The report notes that 67,000 of these units were already committed under Labour, and this programme falls a long way short of the 97,000 units of affordable housing per year that Shelter estimated were needed as far back as 2009. Add to this the fact that overall housing starts have barely recovered from their low in the third quarter of 2008 and it’s no surprise that housing supply attracts a red light.

Red lights are also awarded on help with housing costs, homelessness, and affordability in the private rented sector. These are all areas through which high levels of housing stress become visible. The indicators in these areas are deteriorating – and some of that deterioration is policy-induced.

The coalition government picks up an amber light on evictions, repossessions and arrears, home ownership, and planning. The first two seem fair enough, but an amber for planning seems quite charitable.

The abolition of regional spatial strategies has reduced the volume of planned new development. The New Homes Bonus is hardly going to counteract this on its own. The government is betting the farm on the new National Planning Policy Framework delivering more new homes. This is hotly contested, but it is reasonably clear that NPPF isn’t going to make much practical difference to housing supply until 2013 or 2014, so the shortfall will continue to worsen.

The government is awarded a green light on empty homes and mobility. The government is taking the problem of empty homes seriously, and a green light on mobility in the social sector is also probably fair enough.

But that last green light raises a question: are these issues of equal significance? Enhancing mobility in the social rented sector is a good thing – it may improve the overall utilization of the housing stock – but it isn’t on a scale comparable with lack of housing supply and the crippling affordability problems in the private rented sector.

Does the report fully capture the dimensions across which we might wish to evaluate housing policy? There is nothing about the quality of the housing stock. We know quality in the private rented sector is relatively poor and that the government wants to increase the use of the sector to discharge homelessness duties. This feels an important omission.

There is nothing about environmental or social sustainability. There is nothing very directly about housing rights and security. They are mentioned during discussions of mobility and overcrowding, but framing the issue this way is to endorse the coalition’s view that overgenerous security of tenure in the social rented sector is a problem, and increasing security of tenure is not a solution to problems in the private rented sector. This position has its fair share of critics; it downplays arguments that something important is being lost as a result of current reforms.

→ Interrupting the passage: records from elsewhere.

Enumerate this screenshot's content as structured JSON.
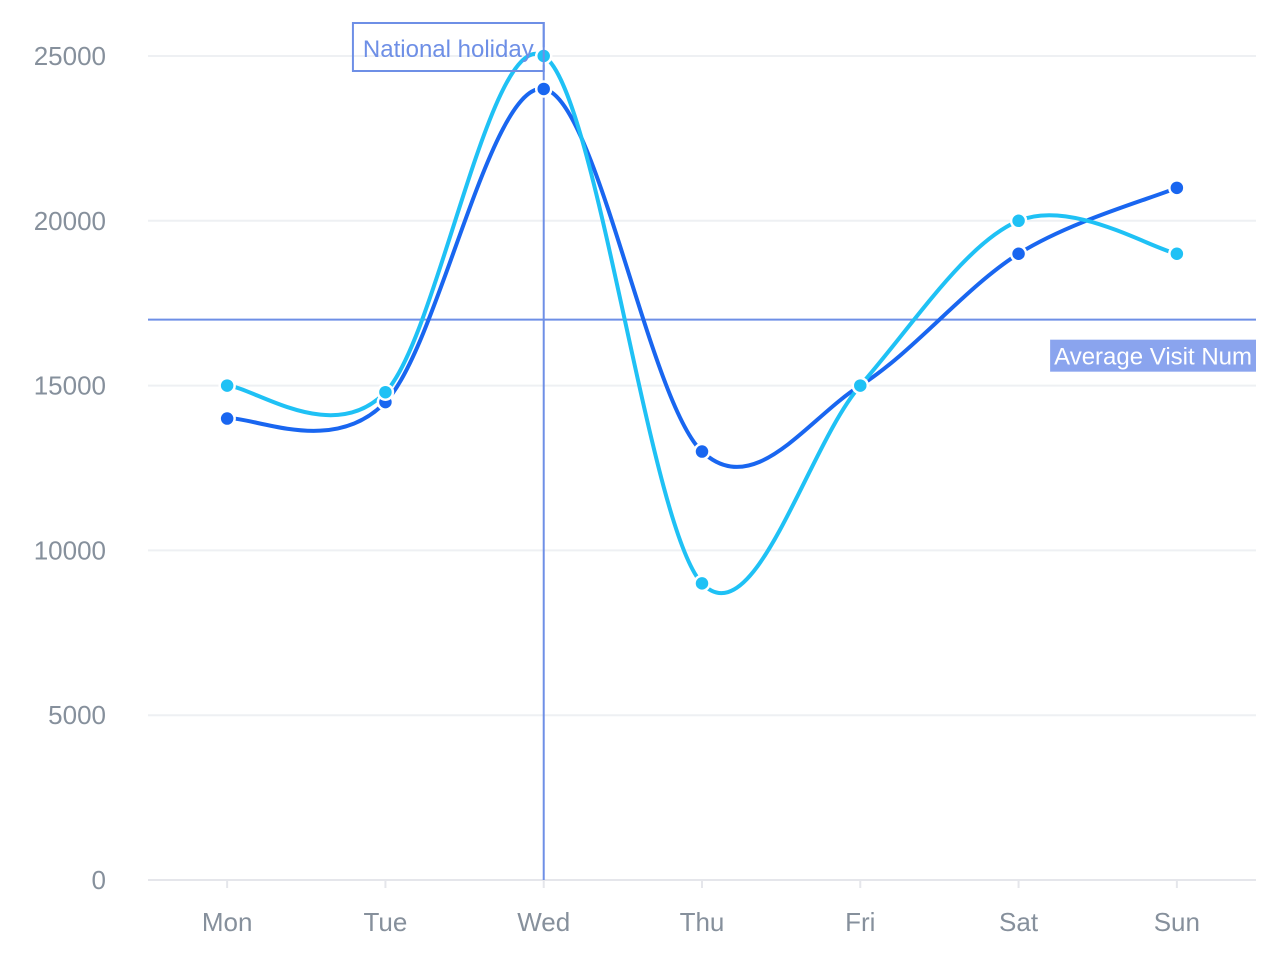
{
  "chart_data": {
    "type": "line",
    "smooth": true,
    "categories": [
      "Mon",
      "Tue",
      "Wed",
      "Thu",
      "Fri",
      "Sat",
      "Sun"
    ],
    "series": [
      {
        "values": [
          14000,
          14500,
          24000,
          13000,
          15000,
          19000,
          21000
        ],
        "color": "#1966f0"
      },
      {
        "values": [
          15000,
          14800,
          25000,
          9000,
          15000,
          20000,
          19000
        ],
        "color": "#1fc1f5"
      }
    ],
    "ylim": [
      0,
      25000
    ],
    "yticks": [
      0,
      5000,
      10000,
      15000,
      20000,
      25000
    ],
    "grid": true,
    "markers": {
      "vertical": {
        "category": "Wed",
        "label": "National holiday",
        "color": "#6e8fe6"
      },
      "horizontal": {
        "value": 17000,
        "label": "Average Visit Num",
        "color": "#6e8fe6",
        "label_bg": "#8aa4ee"
      }
    },
    "axis_color": "#e5e6eb",
    "grid_color": "#eef0f3",
    "tick_color": "#86909c"
  }
}
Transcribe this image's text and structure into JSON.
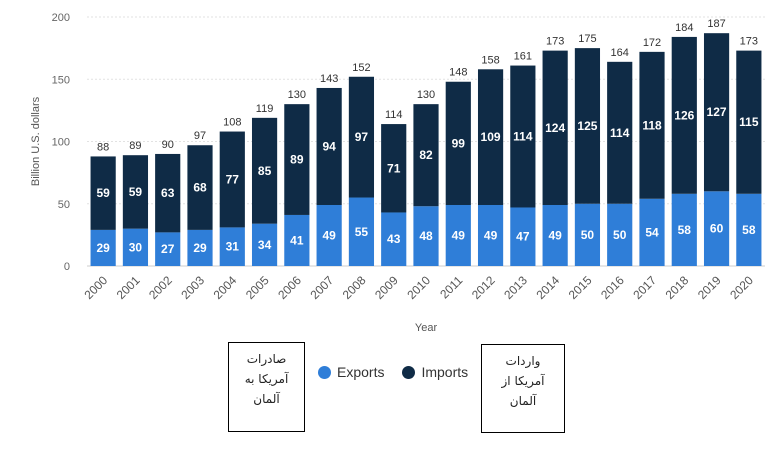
{
  "chart_data": {
    "type": "bar",
    "stacked": true,
    "ylabel": "Billion U.S. dollars",
    "xlabel": "Year",
    "ylim": [
      0,
      200
    ],
    "yticks": [
      0,
      50,
      100,
      150,
      200
    ],
    "categories": [
      "2000",
      "2001",
      "2002",
      "2003",
      "2004",
      "2005",
      "2006",
      "2007",
      "2008",
      "2009",
      "2010",
      "2011",
      "2012",
      "2013",
      "2014",
      "2015",
      "2016",
      "2017",
      "2018",
      "2019",
      "2020"
    ],
    "series": [
      {
        "name": "Exports",
        "color": "#2f7ed8",
        "values": [
          29,
          30,
          27,
          29,
          31,
          34,
          41,
          49,
          55,
          43,
          48,
          49,
          49,
          47,
          49,
          50,
          50,
          54,
          58,
          60,
          58
        ]
      },
      {
        "name": "Imports",
        "color": "#0f2b46",
        "values": [
          59,
          59,
          63,
          68,
          77,
          85,
          89,
          94,
          97,
          71,
          82,
          99,
          109,
          114,
          124,
          125,
          114,
          118,
          126,
          127,
          115
        ]
      }
    ],
    "totals": [
      88,
      89,
      90,
      97,
      108,
      119,
      130,
      143,
      152,
      114,
      130,
      148,
      158,
      161,
      173,
      175,
      164,
      172,
      184,
      187,
      173
    ]
  },
  "legend": {
    "exports": "Exports",
    "imports": "Imports"
  },
  "annotations": {
    "exports_note": [
      "صادرات",
      "آمریکا به",
      "آلمان"
    ],
    "imports_note": [
      "واردات",
      "آمریکا از",
      "آلمان"
    ]
  }
}
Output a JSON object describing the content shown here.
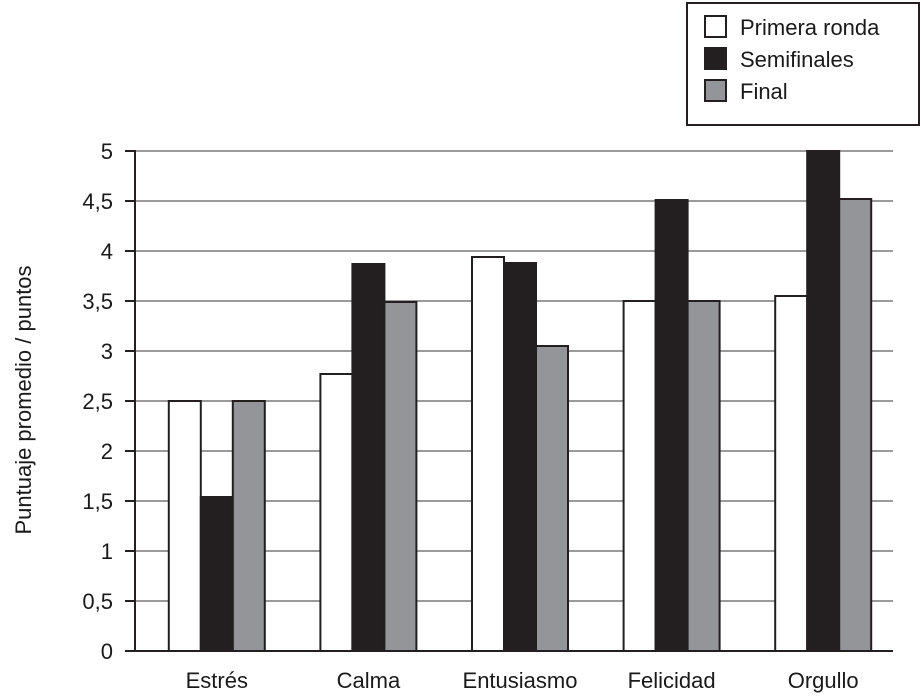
{
  "chart_data": {
    "type": "bar",
    "ylabel": "Puntuaje promedio / puntos",
    "categories": [
      "Estrés",
      "Calma",
      "Entusiasmo",
      "Felicidad",
      "Orgullo"
    ],
    "series": [
      {
        "name": "Primera ronda",
        "color": "#ffffff",
        "values": [
          2.5,
          2.77,
          3.94,
          3.5,
          3.55
        ]
      },
      {
        "name": "Semifinales",
        "color": "#231f20",
        "values": [
          1.54,
          3.87,
          3.88,
          4.51,
          5.0
        ]
      },
      {
        "name": "Final",
        "color": "#939598",
        "values": [
          2.5,
          3.49,
          3.05,
          3.5,
          4.52
        ]
      }
    ],
    "yticks": [
      "0",
      "0,5",
      "1",
      "1,5",
      "2",
      "2,5",
      "3",
      "3,5",
      "4",
      "4,5",
      "5"
    ],
    "ylim": [
      0,
      5
    ],
    "grid": true,
    "legend_position": "top-right"
  }
}
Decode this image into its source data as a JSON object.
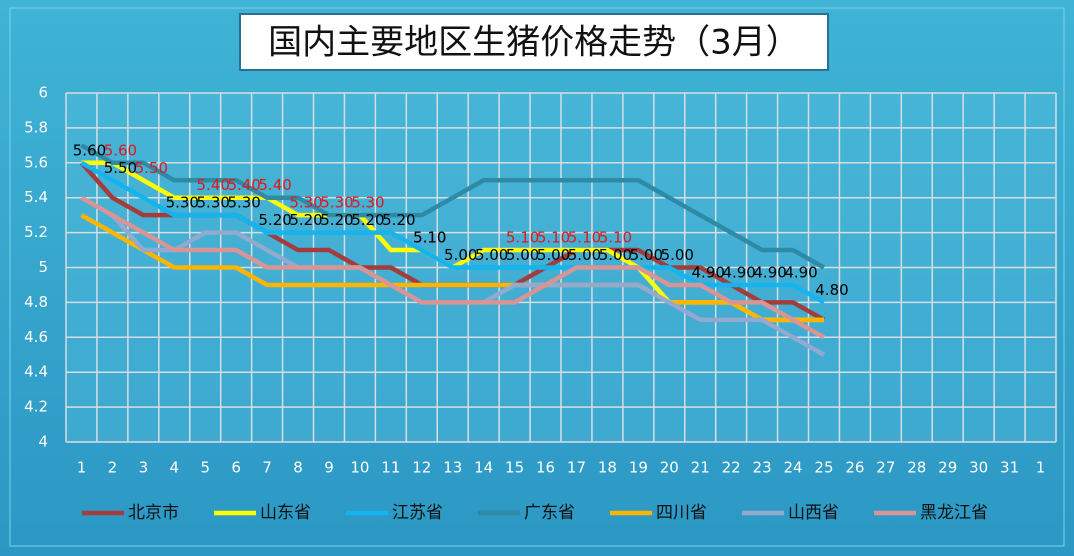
{
  "chart_data": {
    "type": "line",
    "title": "国内主要地区生猪价格走势（3月）",
    "categories": [
      1,
      2,
      3,
      4,
      5,
      6,
      7,
      8,
      9,
      10,
      11,
      12,
      13,
      14,
      15,
      16,
      17,
      18,
      19,
      20,
      21,
      22,
      23,
      24,
      25,
      26,
      27,
      28,
      29,
      30,
      31,
      1
    ],
    "ylim": [
      4,
      6
    ],
    "yticks": [
      4,
      4.2,
      4.4,
      4.6,
      4.8,
      5,
      5.2,
      5.4,
      5.6,
      5.8,
      6
    ],
    "grid": true,
    "legend": "bottom",
    "series": [
      {
        "name": "北京市",
        "color": "#a33c3a",
        "values": [
          5.6,
          5.4,
          5.3,
          5.3,
          5.3,
          5.3,
          5.2,
          5.1,
          5.1,
          5.0,
          5.0,
          4.9,
          4.9,
          4.9,
          4.9,
          5.0,
          5.1,
          5.1,
          5.1,
          5.0,
          5.0,
          4.9,
          4.8,
          4.8,
          4.7,
          null,
          null,
          null,
          null,
          null,
          null,
          null
        ]
      },
      {
        "name": "山东省",
        "color": "#ffff00",
        "label_color": "#e01818",
        "values": [
          5.6,
          5.6,
          5.5,
          5.4,
          5.4,
          5.4,
          5.4,
          5.3,
          5.3,
          5.3,
          5.1,
          5.1,
          5.0,
          5.1,
          5.1,
          5.1,
          5.1,
          5.1,
          5.0,
          4.8,
          4.8,
          4.8,
          4.7,
          4.7,
          4.7,
          null,
          null,
          null,
          null,
          null,
          null,
          null
        ],
        "value_labels": [
          null,
          "5.60",
          "5.50",
          null,
          "5.40",
          "5.40",
          "5.40",
          "5.30",
          "5.30",
          "5.30",
          null,
          "5.10",
          null,
          null,
          "5.10",
          "5.10",
          "5.10",
          "5.10",
          null,
          null,
          null,
          null,
          null,
          null,
          null,
          null,
          null,
          null,
          null,
          null,
          null,
          null
        ]
      },
      {
        "name": "江苏省",
        "color": "#14b4ee",
        "label_color": "#000000",
        "values": [
          5.6,
          5.5,
          5.4,
          5.3,
          5.3,
          5.3,
          5.2,
          5.2,
          5.2,
          5.2,
          5.2,
          5.1,
          5.0,
          5.0,
          5.0,
          5.0,
          5.0,
          5.0,
          5.0,
          5.0,
          4.9,
          4.9,
          4.9,
          4.9,
          4.8,
          null,
          null,
          null,
          null,
          null,
          null,
          null
        ],
        "value_labels": [
          "5.60",
          "5.50",
          null,
          "5.30",
          "5.30",
          "5.30",
          "5.20",
          "5.20",
          "5.20",
          "5.20",
          "5.20",
          "5.10",
          "5.00",
          "5.00",
          "5.00",
          "5.00",
          "5.00",
          "5.00",
          "5.00",
          "5.00",
          "4.90",
          "4.90",
          "4.90",
          "4.90",
          "4.80",
          null,
          null,
          null,
          null,
          null,
          null,
          null
        ]
      },
      {
        "name": "广东省",
        "color": "#2f8ba5",
        "values": [
          5.7,
          5.6,
          5.6,
          5.5,
          5.5,
          5.5,
          5.4,
          5.4,
          5.3,
          5.3,
          5.3,
          5.3,
          5.4,
          5.5,
          5.5,
          5.5,
          5.5,
          5.5,
          5.5,
          5.4,
          5.3,
          5.2,
          5.1,
          5.1,
          5.0,
          null,
          null,
          null,
          null,
          null,
          null,
          null
        ]
      },
      {
        "name": "四川省",
        "color": "#ffb400",
        "values": [
          5.3,
          5.2,
          5.1,
          5.0,
          5.0,
          5.0,
          4.9,
          4.9,
          4.9,
          4.9,
          4.9,
          4.9,
          4.9,
          4.9,
          4.9,
          4.9,
          4.9,
          4.9,
          4.9,
          4.8,
          4.8,
          4.8,
          4.7,
          4.7,
          4.7,
          null,
          null,
          null,
          null,
          null,
          null,
          null
        ]
      },
      {
        "name": "山西省",
        "color": "#93a9d0",
        "values": [
          5.4,
          5.3,
          5.1,
          5.1,
          5.2,
          5.2,
          5.1,
          5.0,
          5.0,
          5.0,
          4.9,
          4.8,
          4.8,
          4.8,
          4.9,
          4.9,
          4.9,
          4.9,
          4.9,
          4.8,
          4.7,
          4.7,
          4.7,
          4.6,
          4.5,
          null,
          null,
          null,
          null,
          null,
          null,
          null
        ]
      },
      {
        "name": "黑龙江省",
        "color": "#d99494",
        "values": [
          5.4,
          5.3,
          5.2,
          5.1,
          5.1,
          5.1,
          5.0,
          5.0,
          5.0,
          5.0,
          4.9,
          4.8,
          4.8,
          4.8,
          4.8,
          4.9,
          5.0,
          5.0,
          5.0,
          4.9,
          4.9,
          4.8,
          4.8,
          4.7,
          4.6,
          null,
          null,
          null,
          null,
          null,
          null,
          null
        ]
      }
    ]
  }
}
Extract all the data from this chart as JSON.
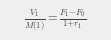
{
  "formula": "$\\frac{V_1}{M(1)} = \\frac{F_1{-}F_0}{1{+}r_1}$",
  "figwidth": 1.11,
  "figheight": 0.4,
  "dpi": 100,
  "fontsize": 9.0,
  "text_color": "#404040",
  "background_color": "#efefef"
}
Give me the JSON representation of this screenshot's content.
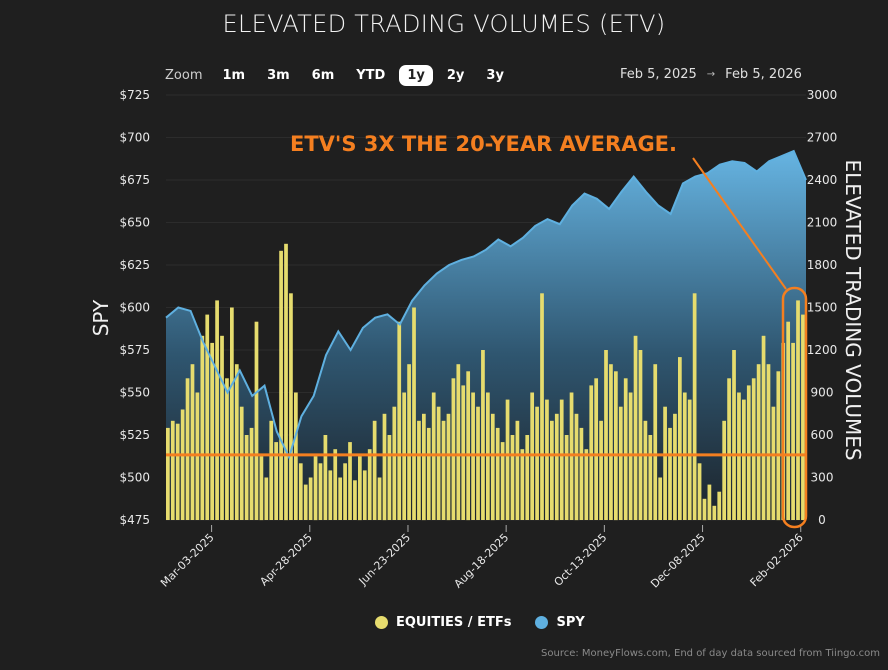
{
  "title": "ELEVATED TRADING VOLUMES (ETV)",
  "zoom": {
    "label": "Zoom",
    "options": [
      "1m",
      "3m",
      "6m",
      "YTD",
      "1y",
      "2y",
      "3y"
    ],
    "active": "1y"
  },
  "date_range": {
    "from": "Feb 5, 2025",
    "arrow": "→",
    "to": "Feb 5, 2026"
  },
  "colors": {
    "background": "#1f1f1f",
    "equities": "#e6dc6e",
    "spy": "#5fb0e0",
    "annotation": "#f47f20"
  },
  "chart_data": {
    "type": "bar+area",
    "x_range": [
      "2025-02-05",
      "2026-02-05"
    ],
    "x_ticks": [
      "Mar-03-2025",
      "Apr-28-2025",
      "Jun-23-2025",
      "Aug-18-2025",
      "Oct-13-2025",
      "Dec-08-2025",
      "Feb-02-2026"
    ],
    "left_axis": {
      "title": "SPY",
      "range": [
        475,
        725
      ],
      "ticks": [
        "$725",
        "$700",
        "$675",
        "$650",
        "$625",
        "$600",
        "$575",
        "$550",
        "$525",
        "$500",
        "$475"
      ]
    },
    "right_axis": {
      "title": "ELEVATED TRADING VOLUMES",
      "range": [
        0,
        3000
      ],
      "ticks": [
        "3000",
        "2700",
        "2400",
        "2100",
        "1800",
        "1500",
        "1200",
        "900",
        "600",
        "300",
        "0"
      ]
    },
    "grid": true,
    "legend_position": "bottom",
    "series": [
      {
        "name": "EQUITIES / ETFs",
        "type": "bar",
        "axis": "right",
        "values": [
          650,
          700,
          680,
          780,
          1000,
          1100,
          900,
          1300,
          1450,
          1250,
          1550,
          1300,
          1000,
          1500,
          1100,
          800,
          600,
          650,
          1400,
          450,
          300,
          700,
          550,
          1900,
          1950,
          1600,
          900,
          400,
          250,
          300,
          450,
          400,
          600,
          350,
          500,
          300,
          400,
          550,
          280,
          450,
          350,
          500,
          700,
          300,
          750,
          600,
          800,
          1400,
          900,
          1100,
          1500,
          700,
          750,
          650,
          900,
          800,
          700,
          750,
          1000,
          1100,
          950,
          1050,
          900,
          800,
          1200,
          900,
          750,
          650,
          550,
          850,
          600,
          700,
          500,
          600,
          900,
          800,
          1600,
          850,
          700,
          750,
          850,
          600,
          900,
          750,
          650,
          500,
          950,
          1000,
          700,
          1200,
          1100,
          1050,
          800,
          1000,
          900,
          1300,
          1200,
          700,
          600,
          1100,
          300,
          800,
          650,
          750,
          1150,
          900,
          850,
          1600,
          400,
          150,
          250,
          100,
          200,
          700,
          1000,
          1200,
          900,
          850,
          950,
          1000,
          1100,
          1300,
          1100,
          800,
          1050,
          1250,
          1400,
          1250,
          1550,
          1450
        ]
      },
      {
        "name": "SPY",
        "type": "area",
        "axis": "left",
        "values": [
          594,
          600,
          598,
          580,
          565,
          550,
          563,
          548,
          554,
          527,
          512,
          536,
          548,
          572,
          586,
          575,
          588,
          594,
          596,
          590,
          604,
          613,
          620,
          625,
          628,
          630,
          634,
          640,
          636,
          641,
          648,
          652,
          649,
          660,
          667,
          664,
          658,
          668,
          677,
          668,
          660,
          655,
          673,
          677,
          679,
          684,
          686,
          685,
          680,
          686,
          689,
          692,
          675
        ]
      }
    ],
    "reference_line": {
      "axis": "right",
      "value": 460
    },
    "annotation": "ETV'S 3X THE 20-YEAR AVERAGE."
  },
  "source": "Source: MoneyFlows.com, End of day data sourced from Tiingo.com"
}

We need to hold on to the issue of security. Housing is not like other goods or services, it is the platform upon which the rest of life is built. The housing system currently faces immense challenges. There is little doubt we face excess demand and an unmet need across sectors. In situations of persistent excess demand, households will face grave insecurity – and they will be exploited.

The Housing Report is a welcome initiative. The red-amber-green, or Rag, approach risks offering overly simplistic readings of complex situations, but I think the report avoids this pitfall. The strength of the Rag is in making the overall message accessible. If this assessment of underwhelming progress – which feels fair – gets more people engaged with the housing debate, then that’s got to be good.